Em pista própria corre Abel Baptista, antigo vereador e vice-presidente da Câmara de Ponte de Lima, entre 1994 e 2001, quando Daniel Campelo, o deputado do “Orçamento Limiano”, era presidente da autarquia. Esta é a segunda vez que o deputado concorre à presidência, depois de já o ter feito em 2017, como independente mas igualmente apoiado pelo PS.

Há quatro anos, Víctor Mendes conseguiu uma folgada vitória, por 52,11% dos votos. Mas Abel Baptista teve um bom resultado (23,66%) e conseguiu mesmo eleger dois vereadores, ficando largamente à frente do PSD. Com Gaspar Martins na corrida e sem Víctor Mendes na equação, o CDS pode enfrentar aqui um desafio mais difícil de superar.

Os problemas não se esgotam aqui. Além destas duas candidaturas adversárias do CDS, é tido como bastante provável que o Chega venha a apresentar um candidato próprio, o que pode baralhar as contas do partido e tornar tudo mais imprevisível.

No CDS, a questão é desvalorizada. Ao Observador, fontes do partido lembram que já não é a primeira vez que o CDS conhece a concorrência de candidatos originários da família democrata-cristã em Ponte de Lima e nem por isso deixou de vencer a autarquia eleição após eleição.
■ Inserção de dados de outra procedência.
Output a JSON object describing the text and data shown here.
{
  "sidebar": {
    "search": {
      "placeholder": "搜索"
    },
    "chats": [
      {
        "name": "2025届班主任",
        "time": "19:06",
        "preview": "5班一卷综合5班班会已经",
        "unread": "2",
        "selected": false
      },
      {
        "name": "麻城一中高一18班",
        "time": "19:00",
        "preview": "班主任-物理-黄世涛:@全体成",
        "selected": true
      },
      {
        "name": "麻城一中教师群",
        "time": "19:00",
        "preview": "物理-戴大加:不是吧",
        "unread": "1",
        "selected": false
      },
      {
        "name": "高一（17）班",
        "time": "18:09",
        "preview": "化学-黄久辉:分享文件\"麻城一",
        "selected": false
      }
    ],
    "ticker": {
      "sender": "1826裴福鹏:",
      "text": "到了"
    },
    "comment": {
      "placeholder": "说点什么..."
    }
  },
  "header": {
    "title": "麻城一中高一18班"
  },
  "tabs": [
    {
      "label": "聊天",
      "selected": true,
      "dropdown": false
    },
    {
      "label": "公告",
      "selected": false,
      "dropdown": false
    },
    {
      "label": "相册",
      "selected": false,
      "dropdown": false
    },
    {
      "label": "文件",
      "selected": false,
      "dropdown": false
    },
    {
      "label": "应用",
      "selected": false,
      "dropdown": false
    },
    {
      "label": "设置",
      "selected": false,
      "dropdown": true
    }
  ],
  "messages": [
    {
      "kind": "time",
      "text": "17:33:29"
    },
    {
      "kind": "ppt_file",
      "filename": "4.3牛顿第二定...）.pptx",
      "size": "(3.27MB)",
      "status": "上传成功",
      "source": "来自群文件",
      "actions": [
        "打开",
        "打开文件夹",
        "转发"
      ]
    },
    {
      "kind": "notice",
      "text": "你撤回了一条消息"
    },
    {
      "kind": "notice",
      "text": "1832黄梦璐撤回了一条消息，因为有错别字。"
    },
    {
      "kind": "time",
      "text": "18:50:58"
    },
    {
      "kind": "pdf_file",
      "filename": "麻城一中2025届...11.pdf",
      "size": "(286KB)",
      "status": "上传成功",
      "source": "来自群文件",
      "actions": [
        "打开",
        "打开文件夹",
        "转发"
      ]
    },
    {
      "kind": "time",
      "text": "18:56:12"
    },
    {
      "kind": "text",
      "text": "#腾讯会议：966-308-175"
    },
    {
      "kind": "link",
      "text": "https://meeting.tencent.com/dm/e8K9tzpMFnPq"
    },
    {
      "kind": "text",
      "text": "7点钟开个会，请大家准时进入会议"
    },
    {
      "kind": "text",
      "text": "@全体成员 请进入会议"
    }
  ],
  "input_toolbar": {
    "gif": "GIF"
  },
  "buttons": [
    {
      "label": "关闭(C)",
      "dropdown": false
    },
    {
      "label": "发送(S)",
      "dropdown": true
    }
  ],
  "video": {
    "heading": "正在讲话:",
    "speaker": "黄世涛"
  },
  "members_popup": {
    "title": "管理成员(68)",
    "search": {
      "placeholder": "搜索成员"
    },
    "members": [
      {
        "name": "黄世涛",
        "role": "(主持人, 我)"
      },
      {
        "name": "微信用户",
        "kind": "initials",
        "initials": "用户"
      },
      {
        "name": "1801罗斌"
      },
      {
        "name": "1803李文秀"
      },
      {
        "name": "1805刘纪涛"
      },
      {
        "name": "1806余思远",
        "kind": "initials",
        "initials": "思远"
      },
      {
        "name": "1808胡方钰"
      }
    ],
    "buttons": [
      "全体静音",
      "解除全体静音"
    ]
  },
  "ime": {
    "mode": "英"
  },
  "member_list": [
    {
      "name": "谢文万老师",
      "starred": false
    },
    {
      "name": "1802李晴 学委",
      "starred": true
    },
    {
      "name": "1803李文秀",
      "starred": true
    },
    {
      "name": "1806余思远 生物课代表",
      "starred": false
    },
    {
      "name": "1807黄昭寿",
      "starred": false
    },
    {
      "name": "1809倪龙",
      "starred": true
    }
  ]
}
Além disso, a aposta que se faz no CDS de Ponte de Lima é de que Gaspar Martins e Abel Baptista vão acabar por se anular mutuamente e disputar eleitorado entre si e que o Chega não tem ainda a implantação local para fazer mossa ao partido. A linha oficial do CDS acredita que sairá reforçada desta disputa. A ver.